Client-only Browser-Tools wie epsjpg.de sind genau diese Nische. Sie sind schnell, sicher und nehmen die DSGVO-Prüfung dem Designer ab. Wer eine vertrauliche Grafik konvertieren muss, kann ohne weitere Prüfung loslegen. Die Datei verlässt den Browser nicht, der Anbieter erfährt nichts von der Konvertierung, der NDA bleibt unverletzt.
Das ist der USP, den wir bei epsjpg.de bauen, und der rechtlich tragfähig ist. Nicht weil wir Datenschutz besonders schön versprechen, sondern weil wir technisch verhindern, dass Daten überhaupt erst entstehen, die zu schützen wären.
FAQ
Häufige Fragen
Welche DSGVO-Norm greift bei client-only Konvertierung?
Bei einer reinen Browser-WASM-Konvertierung wie epsjpg.de werden serverseitig keine Datei-Inhalte verarbeitet. Es greift für den Webseiten-Betrieb (Server-Logs, IP-Adressen) Art. 6 Abs. 1 lit. f DSGVO (berechtigtes Interesse). Anders als bei Server-Upload braucht es keine Rechtsgrundlage für eine Datei-Verarbeitung, weil keine solche stattfindet.

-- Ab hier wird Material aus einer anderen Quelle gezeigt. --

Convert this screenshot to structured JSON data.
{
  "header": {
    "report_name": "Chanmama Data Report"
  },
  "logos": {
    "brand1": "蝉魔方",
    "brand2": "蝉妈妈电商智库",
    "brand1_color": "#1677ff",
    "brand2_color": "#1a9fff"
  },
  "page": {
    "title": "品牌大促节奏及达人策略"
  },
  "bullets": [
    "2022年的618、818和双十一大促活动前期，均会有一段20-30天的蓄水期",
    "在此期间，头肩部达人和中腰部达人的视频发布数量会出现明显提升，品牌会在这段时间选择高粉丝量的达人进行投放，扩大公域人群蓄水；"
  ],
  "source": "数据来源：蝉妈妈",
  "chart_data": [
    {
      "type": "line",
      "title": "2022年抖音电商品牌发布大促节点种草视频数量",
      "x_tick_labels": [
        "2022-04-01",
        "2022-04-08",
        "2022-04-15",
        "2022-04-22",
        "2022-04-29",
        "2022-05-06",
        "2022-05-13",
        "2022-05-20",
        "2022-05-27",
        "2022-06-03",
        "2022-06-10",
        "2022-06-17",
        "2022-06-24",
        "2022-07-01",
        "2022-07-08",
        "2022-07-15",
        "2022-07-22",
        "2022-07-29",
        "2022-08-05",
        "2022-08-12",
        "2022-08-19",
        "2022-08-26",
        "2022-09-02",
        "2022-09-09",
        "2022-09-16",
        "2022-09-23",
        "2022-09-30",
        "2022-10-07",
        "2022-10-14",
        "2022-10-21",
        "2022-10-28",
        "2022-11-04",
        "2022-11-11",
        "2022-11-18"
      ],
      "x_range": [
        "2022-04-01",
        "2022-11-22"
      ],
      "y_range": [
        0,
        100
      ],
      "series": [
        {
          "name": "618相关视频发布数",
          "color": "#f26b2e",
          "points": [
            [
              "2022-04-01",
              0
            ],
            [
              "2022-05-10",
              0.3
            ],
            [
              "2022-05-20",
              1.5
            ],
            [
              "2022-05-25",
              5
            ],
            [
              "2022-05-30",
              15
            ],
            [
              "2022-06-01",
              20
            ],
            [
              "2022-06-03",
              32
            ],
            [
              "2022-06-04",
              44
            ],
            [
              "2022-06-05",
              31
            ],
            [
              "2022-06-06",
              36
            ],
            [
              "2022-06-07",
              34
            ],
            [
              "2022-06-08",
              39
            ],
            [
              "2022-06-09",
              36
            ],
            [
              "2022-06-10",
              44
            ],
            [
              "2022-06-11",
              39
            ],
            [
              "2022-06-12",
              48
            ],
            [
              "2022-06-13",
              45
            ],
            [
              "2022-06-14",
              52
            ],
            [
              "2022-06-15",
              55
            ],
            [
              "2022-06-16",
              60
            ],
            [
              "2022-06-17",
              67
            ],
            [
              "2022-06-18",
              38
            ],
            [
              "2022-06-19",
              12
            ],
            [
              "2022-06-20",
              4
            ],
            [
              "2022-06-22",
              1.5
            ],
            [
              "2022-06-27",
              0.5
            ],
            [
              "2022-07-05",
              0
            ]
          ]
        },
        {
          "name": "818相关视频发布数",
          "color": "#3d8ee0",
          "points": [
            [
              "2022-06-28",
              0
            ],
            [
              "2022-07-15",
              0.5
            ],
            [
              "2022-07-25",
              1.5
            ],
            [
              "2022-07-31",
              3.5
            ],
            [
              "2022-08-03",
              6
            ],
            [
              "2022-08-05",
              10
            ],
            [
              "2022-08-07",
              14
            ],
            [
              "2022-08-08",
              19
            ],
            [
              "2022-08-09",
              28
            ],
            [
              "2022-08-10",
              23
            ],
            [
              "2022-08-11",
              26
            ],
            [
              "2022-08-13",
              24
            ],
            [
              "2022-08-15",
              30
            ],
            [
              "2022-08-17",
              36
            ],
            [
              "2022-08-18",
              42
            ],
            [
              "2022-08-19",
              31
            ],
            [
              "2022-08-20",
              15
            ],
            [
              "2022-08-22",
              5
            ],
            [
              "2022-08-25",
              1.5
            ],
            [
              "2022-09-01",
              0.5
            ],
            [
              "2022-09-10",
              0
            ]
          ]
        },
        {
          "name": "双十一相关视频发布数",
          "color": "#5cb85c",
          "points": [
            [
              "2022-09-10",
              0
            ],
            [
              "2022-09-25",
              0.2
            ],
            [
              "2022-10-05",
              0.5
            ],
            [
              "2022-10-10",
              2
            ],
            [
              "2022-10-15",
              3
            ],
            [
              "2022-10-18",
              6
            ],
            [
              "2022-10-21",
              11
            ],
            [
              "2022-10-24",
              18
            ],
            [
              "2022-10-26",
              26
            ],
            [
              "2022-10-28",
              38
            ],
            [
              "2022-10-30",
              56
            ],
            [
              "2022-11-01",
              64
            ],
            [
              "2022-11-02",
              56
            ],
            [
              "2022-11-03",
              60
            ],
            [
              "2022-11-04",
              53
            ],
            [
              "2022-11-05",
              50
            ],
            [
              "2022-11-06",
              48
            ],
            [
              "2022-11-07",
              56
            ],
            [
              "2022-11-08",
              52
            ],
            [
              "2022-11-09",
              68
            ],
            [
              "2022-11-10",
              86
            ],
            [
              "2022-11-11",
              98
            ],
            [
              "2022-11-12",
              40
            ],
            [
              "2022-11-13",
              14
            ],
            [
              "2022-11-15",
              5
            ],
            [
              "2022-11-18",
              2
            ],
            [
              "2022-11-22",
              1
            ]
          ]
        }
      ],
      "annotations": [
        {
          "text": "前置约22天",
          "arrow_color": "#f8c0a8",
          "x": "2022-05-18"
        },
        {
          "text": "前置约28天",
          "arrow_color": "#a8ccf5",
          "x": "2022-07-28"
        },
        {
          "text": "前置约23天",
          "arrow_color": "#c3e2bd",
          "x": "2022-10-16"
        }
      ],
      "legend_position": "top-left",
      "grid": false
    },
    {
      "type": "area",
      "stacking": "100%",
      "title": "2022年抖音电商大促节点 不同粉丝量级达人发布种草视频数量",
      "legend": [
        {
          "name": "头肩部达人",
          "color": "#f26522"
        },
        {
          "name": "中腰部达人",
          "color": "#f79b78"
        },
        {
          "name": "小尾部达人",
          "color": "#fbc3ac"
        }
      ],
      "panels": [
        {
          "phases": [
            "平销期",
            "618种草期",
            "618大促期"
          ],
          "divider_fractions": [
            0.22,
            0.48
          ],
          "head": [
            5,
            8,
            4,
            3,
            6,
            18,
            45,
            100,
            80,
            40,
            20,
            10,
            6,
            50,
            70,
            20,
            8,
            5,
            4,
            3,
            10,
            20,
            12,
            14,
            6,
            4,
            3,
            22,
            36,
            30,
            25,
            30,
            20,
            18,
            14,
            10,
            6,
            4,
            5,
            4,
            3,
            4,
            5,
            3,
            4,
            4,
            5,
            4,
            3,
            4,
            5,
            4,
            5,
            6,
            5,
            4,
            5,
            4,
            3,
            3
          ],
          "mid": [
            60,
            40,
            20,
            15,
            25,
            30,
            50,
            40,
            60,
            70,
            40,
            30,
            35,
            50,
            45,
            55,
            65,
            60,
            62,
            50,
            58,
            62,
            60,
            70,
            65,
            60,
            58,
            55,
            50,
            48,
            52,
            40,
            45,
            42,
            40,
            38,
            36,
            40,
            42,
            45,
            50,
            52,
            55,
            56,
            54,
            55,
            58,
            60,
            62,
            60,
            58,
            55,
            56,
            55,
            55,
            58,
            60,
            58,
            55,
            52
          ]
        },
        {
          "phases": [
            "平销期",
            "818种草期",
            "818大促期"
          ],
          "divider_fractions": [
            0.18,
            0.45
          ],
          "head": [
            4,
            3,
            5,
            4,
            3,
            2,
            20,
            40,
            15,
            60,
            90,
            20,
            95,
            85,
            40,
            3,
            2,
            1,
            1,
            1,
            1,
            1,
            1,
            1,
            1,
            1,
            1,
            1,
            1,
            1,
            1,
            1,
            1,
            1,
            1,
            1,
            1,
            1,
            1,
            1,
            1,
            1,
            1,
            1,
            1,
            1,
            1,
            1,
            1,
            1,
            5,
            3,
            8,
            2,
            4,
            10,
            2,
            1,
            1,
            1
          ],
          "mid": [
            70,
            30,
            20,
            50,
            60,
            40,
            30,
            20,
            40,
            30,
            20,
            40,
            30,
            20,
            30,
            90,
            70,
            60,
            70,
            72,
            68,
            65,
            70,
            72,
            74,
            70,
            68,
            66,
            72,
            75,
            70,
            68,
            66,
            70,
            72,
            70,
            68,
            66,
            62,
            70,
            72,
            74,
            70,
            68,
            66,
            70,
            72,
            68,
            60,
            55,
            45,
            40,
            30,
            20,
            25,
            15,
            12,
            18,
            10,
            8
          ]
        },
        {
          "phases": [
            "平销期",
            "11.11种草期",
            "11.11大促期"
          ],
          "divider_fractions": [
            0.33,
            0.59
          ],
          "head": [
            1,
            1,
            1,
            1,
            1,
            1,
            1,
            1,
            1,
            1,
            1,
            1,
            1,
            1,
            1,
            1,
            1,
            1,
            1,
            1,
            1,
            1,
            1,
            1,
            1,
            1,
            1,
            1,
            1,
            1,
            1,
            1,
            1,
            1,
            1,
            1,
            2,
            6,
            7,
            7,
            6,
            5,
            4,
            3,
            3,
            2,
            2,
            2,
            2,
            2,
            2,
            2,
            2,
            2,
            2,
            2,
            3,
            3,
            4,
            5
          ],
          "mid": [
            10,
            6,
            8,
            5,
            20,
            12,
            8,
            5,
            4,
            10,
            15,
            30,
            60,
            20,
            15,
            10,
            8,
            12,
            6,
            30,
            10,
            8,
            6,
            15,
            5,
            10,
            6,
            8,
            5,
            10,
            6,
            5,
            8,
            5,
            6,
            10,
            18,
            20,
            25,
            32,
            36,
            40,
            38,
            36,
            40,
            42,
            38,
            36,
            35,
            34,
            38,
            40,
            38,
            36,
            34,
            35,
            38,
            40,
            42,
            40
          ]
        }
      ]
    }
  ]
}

Warum ist lit. f sauberer als lit. b?
Lit. b (Vertragsanbahnung) verlangt, dass die Verarbeitung zur Erfüllung eines Vertrags erforderlich ist. Wer eine EPS hochlädt, schließt implizit einen Konvertierungs-Vertrag und liefert dafür Daten. Die Auftragsverarbeitung-Logik nach Art. 28 DSGVO greift. Bei client-only entsteht dieser Vertrag erst gar nicht, weil keine Daten zum Anbieter fließen. Lit. f reicht aus, und der ganze Vertragsanbahnung-Apparat (AVV, Auftragsverarbeitung, Drittlands-Transfer) entfällt.
Was bedeutet das für vertrauliche Kundengrafiken?

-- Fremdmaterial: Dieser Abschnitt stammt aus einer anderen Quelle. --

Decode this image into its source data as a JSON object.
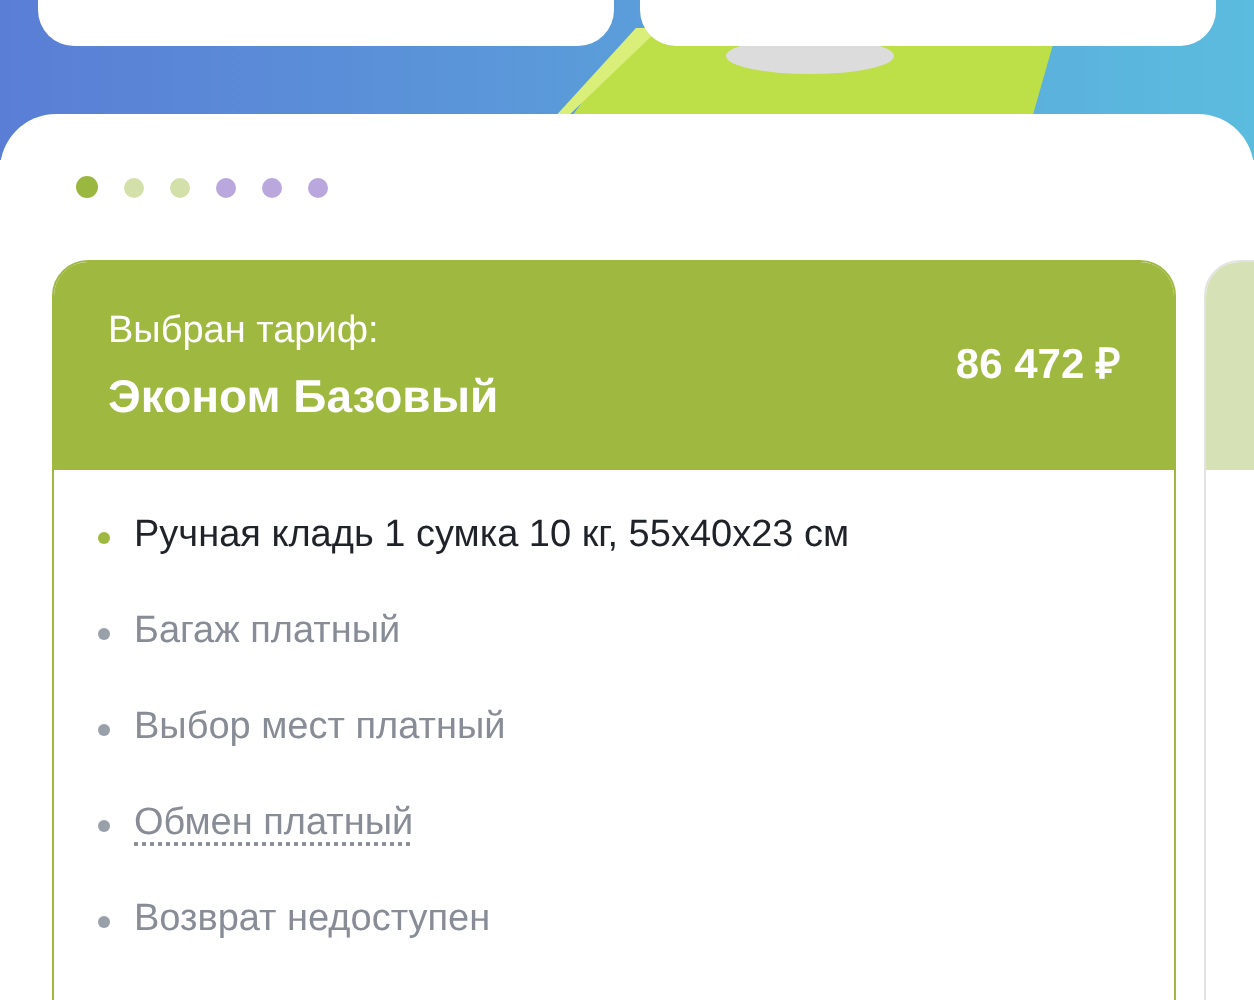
{
  "pager": [
    {
      "selected": true,
      "color": "#9ab83f"
    },
    {
      "selected": false,
      "color": "#d4e0aa"
    },
    {
      "selected": false,
      "color": "#d4e0aa"
    },
    {
      "selected": false,
      "color": "#b9a7dd"
    },
    {
      "selected": false,
      "color": "#b9a7dd"
    },
    {
      "selected": false,
      "color": "#b9a7dd"
    }
  ],
  "tariff": {
    "caption": "Выбран тариф:",
    "name": "Эконом Базовый",
    "price": "86 472 ₽",
    "features": [
      {
        "text": "Ручная кладь 1 сумка 10 кг, 55х40х23 см",
        "included": true,
        "link": false
      },
      {
        "text": "Багаж платный",
        "included": false,
        "link": false
      },
      {
        "text": "Выбор мест платный",
        "included": false,
        "link": false
      },
      {
        "text": "Обмен платный",
        "included": false,
        "link": true
      },
      {
        "text": "Возврат недоступен",
        "included": false,
        "link": false
      }
    ]
  }
}
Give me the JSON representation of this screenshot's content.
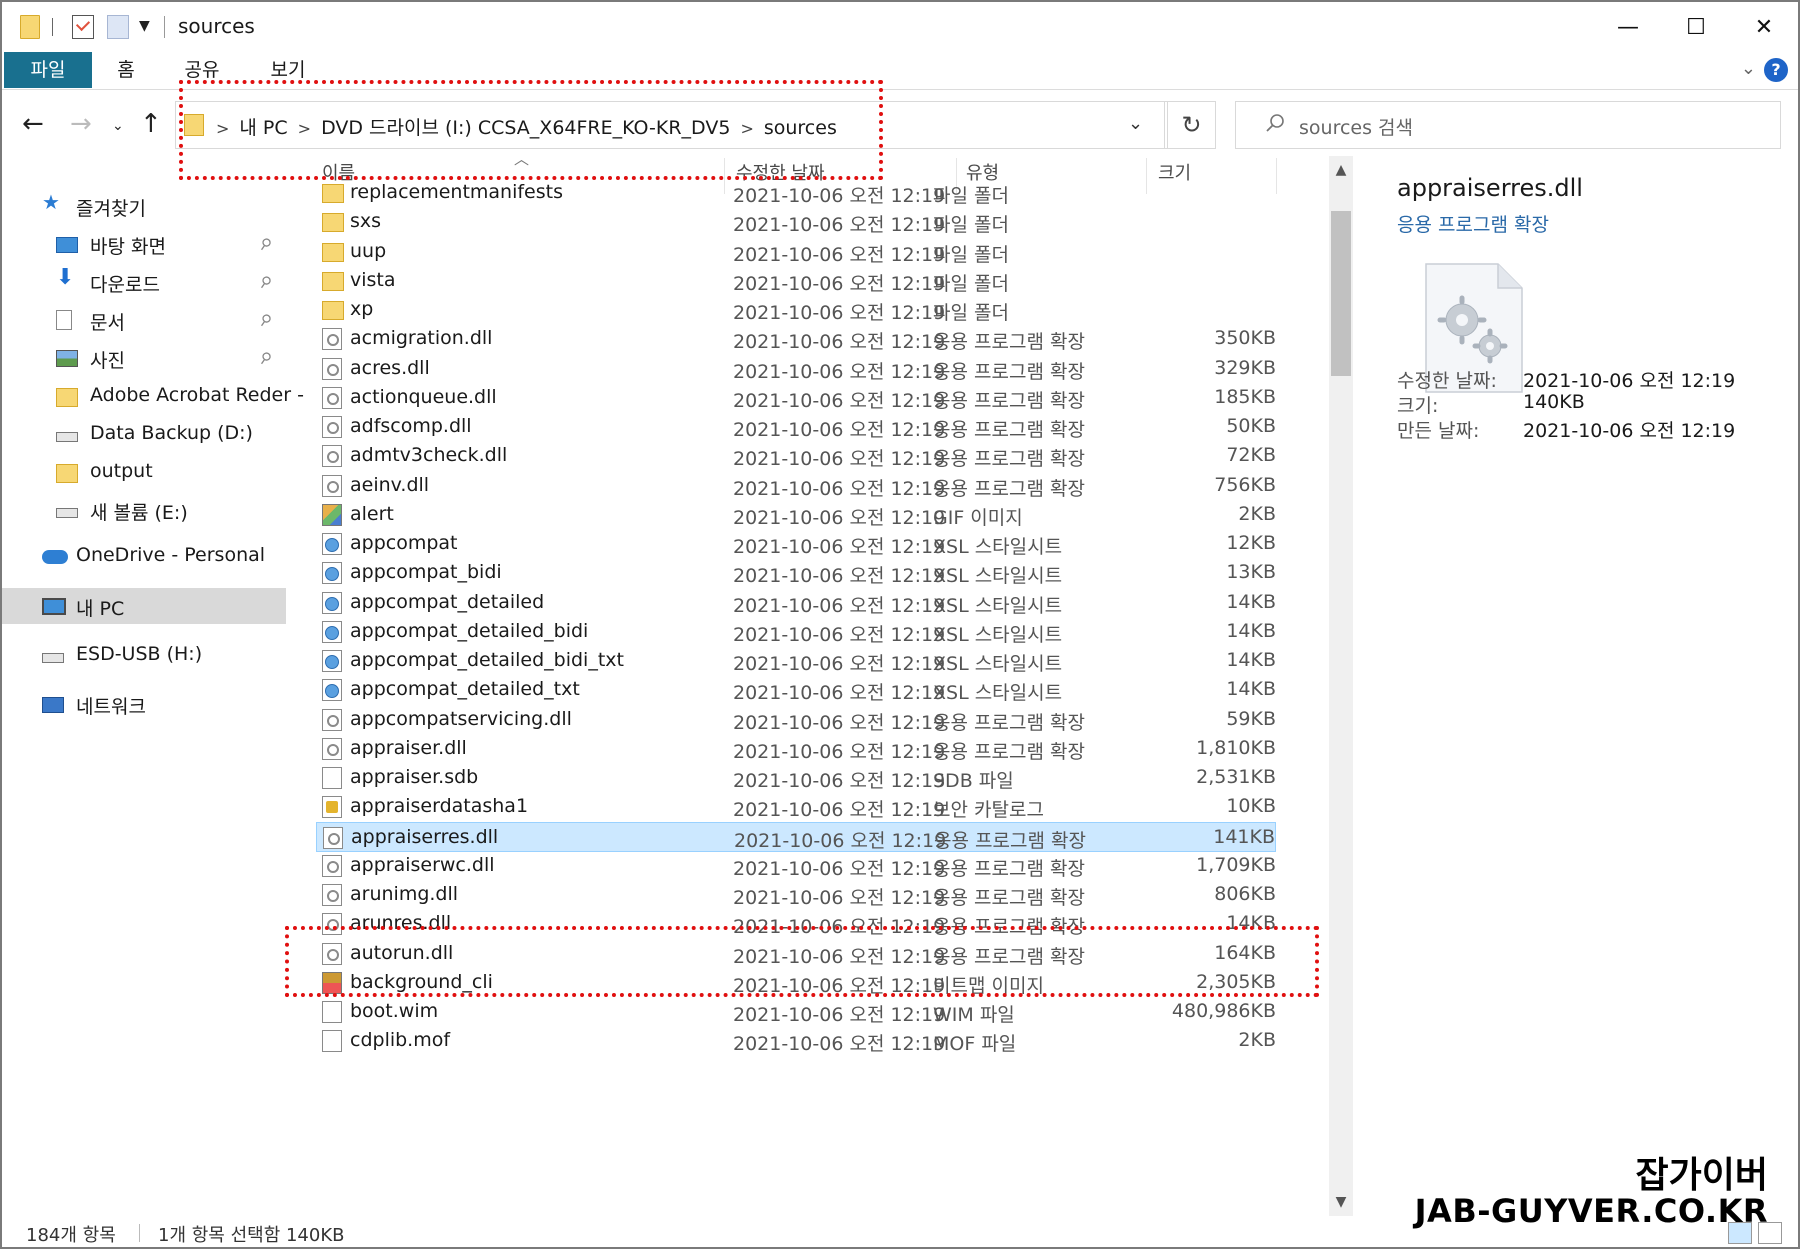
{
  "window": {
    "title": "sources",
    "minimize_glyph": "—",
    "maximize_glyph": "☐",
    "close_glyph": "✕"
  },
  "ribbon": {
    "tabs": [
      "파일",
      "홈",
      "공유",
      "보기"
    ],
    "help_glyph": "?"
  },
  "address": {
    "crumbs": [
      "내 PC",
      "DVD 드라이브 (I:) CCSA_X64FRE_KO-KR_DV5",
      "sources"
    ],
    "search_placeholder": "sources 검색"
  },
  "nav": {
    "items": [
      {
        "label": "즐겨찾기",
        "icon": "star-icon"
      },
      {
        "label": "바탕 화면",
        "icon": "desktop-icon",
        "pinned": true
      },
      {
        "label": "다운로드",
        "icon": "download-icon",
        "pinned": true
      },
      {
        "label": "문서",
        "icon": "document-icon",
        "pinned": true
      },
      {
        "label": "사진",
        "icon": "picture-icon",
        "pinned": true
      },
      {
        "label": "Adobe Acrobat Reder -",
        "icon": "folder-icon"
      },
      {
        "label": "Data Backup (D:)",
        "icon": "drive-icon"
      },
      {
        "label": "output",
        "icon": "folder-icon"
      },
      {
        "label": "새 볼륨 (E:)",
        "icon": "drive-icon"
      },
      {
        "label": "OneDrive - Personal",
        "icon": "cloud-icon"
      },
      {
        "label": "내 PC",
        "icon": "computer-icon",
        "selected": true
      },
      {
        "label": "ESD-USB (H:)",
        "icon": "usb-drive-icon"
      },
      {
        "label": "네트워크",
        "icon": "network-icon"
      }
    ],
    "pin_glyph": "📌"
  },
  "columns": {
    "name": "이름",
    "date": "수정한 날짜",
    "type": "유형",
    "size": "크기"
  },
  "files": [
    {
      "name": "replacementmanifests",
      "date": "2021-10-06 오전 12:19",
      "type": "파일 폴더",
      "size": "",
      "icon": "folder"
    },
    {
      "name": "sxs",
      "date": "2021-10-06 오전 12:19",
      "type": "파일 폴더",
      "size": "",
      "icon": "folder"
    },
    {
      "name": "uup",
      "date": "2021-10-06 오전 12:19",
      "type": "파일 폴더",
      "size": "",
      "icon": "folder"
    },
    {
      "name": "vista",
      "date": "2021-10-06 오전 12:19",
      "type": "파일 폴더",
      "size": "",
      "icon": "folder"
    },
    {
      "name": "xp",
      "date": "2021-10-06 오전 12:19",
      "type": "파일 폴더",
      "size": "",
      "icon": "folder"
    },
    {
      "name": "acmigration.dll",
      "date": "2021-10-06 오전 12:19",
      "type": "응용 프로그램 확장",
      "size": "350KB",
      "icon": "dll"
    },
    {
      "name": "acres.dll",
      "date": "2021-10-06 오전 12:19",
      "type": "응용 프로그램 확장",
      "size": "329KB",
      "icon": "dll"
    },
    {
      "name": "actionqueue.dll",
      "date": "2021-10-06 오전 12:19",
      "type": "응용 프로그램 확장",
      "size": "185KB",
      "icon": "dll"
    },
    {
      "name": "adfscomp.dll",
      "date": "2021-10-06 오전 12:19",
      "type": "응용 프로그램 확장",
      "size": "50KB",
      "icon": "dll"
    },
    {
      "name": "admtv3check.dll",
      "date": "2021-10-06 오전 12:19",
      "type": "응용 프로그램 확장",
      "size": "72KB",
      "icon": "dll"
    },
    {
      "name": "aeinv.dll",
      "date": "2021-10-06 오전 12:19",
      "type": "응용 프로그램 확장",
      "size": "756KB",
      "icon": "dll"
    },
    {
      "name": "alert",
      "date": "2021-10-06 오전 12:19",
      "type": "GIF 이미지",
      "size": "2KB",
      "icon": "gif"
    },
    {
      "name": "appcompat",
      "date": "2021-10-06 오전 12:19",
      "type": "XSL 스타일시트",
      "size": "12KB",
      "icon": "xsl"
    },
    {
      "name": "appcompat_bidi",
      "date": "2021-10-06 오전 12:19",
      "type": "XSL 스타일시트",
      "size": "13KB",
      "icon": "xsl"
    },
    {
      "name": "appcompat_detailed",
      "date": "2021-10-06 오전 12:19",
      "type": "XSL 스타일시트",
      "size": "14KB",
      "icon": "xsl"
    },
    {
      "name": "appcompat_detailed_bidi",
      "date": "2021-10-06 오전 12:19",
      "type": "XSL 스타일시트",
      "size": "14KB",
      "icon": "xsl"
    },
    {
      "name": "appcompat_detailed_bidi_txt",
      "date": "2021-10-06 오전 12:19",
      "type": "XSL 스타일시트",
      "size": "14KB",
      "icon": "xsl"
    },
    {
      "name": "appcompat_detailed_txt",
      "date": "2021-10-06 오전 12:19",
      "type": "XSL 스타일시트",
      "size": "14KB",
      "icon": "xsl"
    },
    {
      "name": "appcompatservicing.dll",
      "date": "2021-10-06 오전 12:19",
      "type": "응용 프로그램 확장",
      "size": "59KB",
      "icon": "dll"
    },
    {
      "name": "appraiser.dll",
      "date": "2021-10-06 오전 12:19",
      "type": "응용 프로그램 확장",
      "size": "1,810KB",
      "icon": "dll"
    },
    {
      "name": "appraiser.sdb",
      "date": "2021-10-06 오전 12:19",
      "type": "SDB 파일",
      "size": "2,531KB",
      "icon": "file"
    },
    {
      "name": "appraiserdatasha1",
      "date": "2021-10-06 오전 12:19",
      "type": "보안 카탈로그",
      "size": "10KB",
      "icon": "cat"
    },
    {
      "name": "appraiserres.dll",
      "date": "2021-10-06 오전 12:19",
      "type": "응용 프로그램 확장",
      "size": "141KB",
      "icon": "dll",
      "selected": true
    },
    {
      "name": "appraiserwc.dll",
      "date": "2021-10-06 오전 12:19",
      "type": "응용 프로그램 확장",
      "size": "1,709KB",
      "icon": "dll"
    },
    {
      "name": "arunimg.dll",
      "date": "2021-10-06 오전 12:19",
      "type": "응용 프로그램 확장",
      "size": "806KB",
      "icon": "dll"
    },
    {
      "name": "arunres.dll",
      "date": "2021-10-06 오전 12:19",
      "type": "응용 프로그램 확장",
      "size": "14KB",
      "icon": "dll"
    },
    {
      "name": "autorun.dll",
      "date": "2021-10-06 오전 12:19",
      "type": "응용 프로그램 확장",
      "size": "164KB",
      "icon": "dll"
    },
    {
      "name": "background_cli",
      "date": "2021-10-06 오전 12:19",
      "type": "비트맵 이미지",
      "size": "2,305KB",
      "icon": "bmp"
    },
    {
      "name": "boot.wim",
      "date": "2021-10-06 오전 12:19",
      "type": "WIM 파일",
      "size": "480,986KB",
      "icon": "file"
    },
    {
      "name": "cdplib.mof",
      "date": "2021-10-06 오전 12:19",
      "type": "MOF 파일",
      "size": "2KB",
      "icon": "file"
    }
  ],
  "preview": {
    "name": "appraiserres.dll",
    "type": "응용 프로그램 확장",
    "modified_label": "수정한 날짜:",
    "modified_value": "2021-10-06 오전 12:19",
    "size_label": "크기:",
    "size_value": "140KB",
    "created_label": "만든 날짜:",
    "created_value": "2021-10-06 오전 12:19"
  },
  "status": {
    "count": "184개 항목",
    "selection": "1개 항목 선택함 140KB"
  },
  "watermark": {
    "line1": "잡가이버",
    "line2": "JAB-GUYVER.CO.KR"
  },
  "colors": {
    "highlight": "#e01010",
    "selection": "#cce8ff",
    "file_tab": "#19708f"
  }
}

Designer, die ein unveröffentlichtes Logo eines Kunden konvertieren, haben oft eine Geheimhaltungspflicht aus Kunden-Vertrag oder NDA. Bei Server-Upload muss sie prüfen, ob der Konvertierungs-Anbieter die Vertraulichkeit halten kann (AVV, Drittlands-Transfer, technische Massnahmen). Bei client-only entfällt diese Prüfung, weil die Datei den Browser nicht verlässt und damit auch keine Dritten-Daten an den Anbieter fließen.
Was muss epsjpg.de trotzdem in der Datenschutzerklärung haben?
Server-Logs (IP-Adresse, User-Agent, Zeitstempel), Cookie-Consent für Analytics, AdSense und Funktions-Cookies, Hinweis auf den AKARA-Konzern als Auftraggeber. Was wir nicht haben müssen: AVV-Hinweis für Datei-Verarbeitung, Drittlands-Transfer-Hinweis für USA-Server, Löschfrist für Datei-Inhalte. Das macht die Datenschutzerklärung kürzer und ehrlicher.
Kann ich epsjpg.de für Auftragsarbeiten unter NDA nutzen?
Mit hoher Wahrscheinlichkeit ja, weil die Datei den Browser nicht verlässt und damit keine Dritte involviert werden. Prüfe trotzdem den konkreten NDA-Wortlaut: manche NDAs verbieten jede Verwendung von Cloud-Tools, was technisch auch eine Browser-Seite einschliesst. Im Zweifel mit dem Auftraggeber abstimmen, der NDA-Text gewinnt.